BLOOMFIELD HILLS, Mich. (FOX 2) - It's been nearly 22 years to the day since the iconic J.L. Hudson's building in Detroit was imploded. While the building is long gone now, a man managed to save one part of it that he's now brought it back to life.
"I have great fond memories of going downtown to Hudson's with my parents. As a child we went almost every week to go to the restaurant," said Alex Begin. "And I remember how these elevators were a huge part of the experience when you went to Hudson's."
So Begin made sure he had more than those memories and managed to secure two elevators from the more than 50 inside the department store before it was gone. The owners originally said that wasn't allowed, though.
"'You're a nut .' 'You're crazy.' 'This is a dream that will never be fulfilled because modern building codes will never accommodate this antique technology, so just forget this dream,'" Begin recalls hearing.
But he persisted and those elevators sat in storage for more than 20 years until he and his wife decided to build a new home in Bloomfield Hills and restore one of the elevators. From the outside of the home, you can see it was designed with the elevator as the key architectural feature.
"This area of the house is definitely designed around this, absolutely," architect Lou DesRosier said. "You're aware of it inside and outside. Now when people drive up they think that's a fireplace but we all know it's the machinery room for the elevator."
DesRosier says they spent more than two years working on this project. Detroit Elevator Company is still putting the technical touches on it to make it fully functional, but it's also a work of art. The wood paneling is classic and timeless in an otherwise contemporary home.
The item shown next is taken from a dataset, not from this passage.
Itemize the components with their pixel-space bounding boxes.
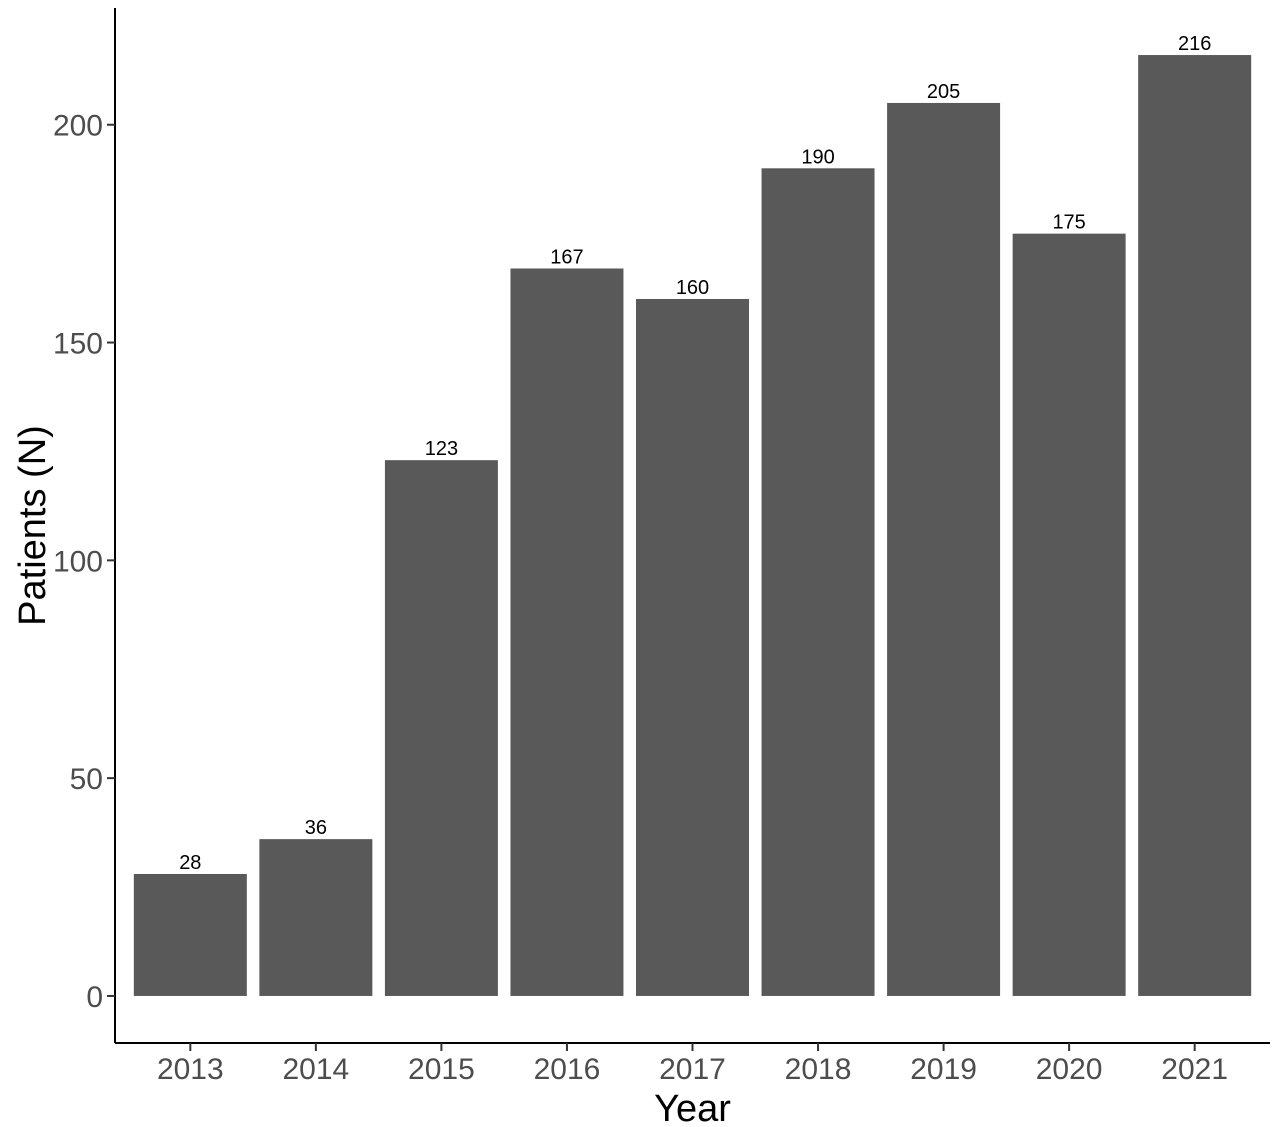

"We had one individual in our shop that worked for months on this and meticulously coming in every day and rebuilding the panels," said Greg Bartelt from Vogue Furniture.
"What you're looking at is actually the resurrection of the whole Hudson's experience," DesRosier said.
"A hundred years later, restored to original appearance and function," Begin said.
It is a project they will never forget.
"It was a lot of work but it was a work of love," DesRosier said.
"A lot of love for Hudson's in Detroit and a lot of fond memories, and this is a magical place now. We're lucky to be a part of that," Bartelt said.
The house is still under construction but once completed Begin is planning to have an open house so Hudson's fans can ride the elevator once again.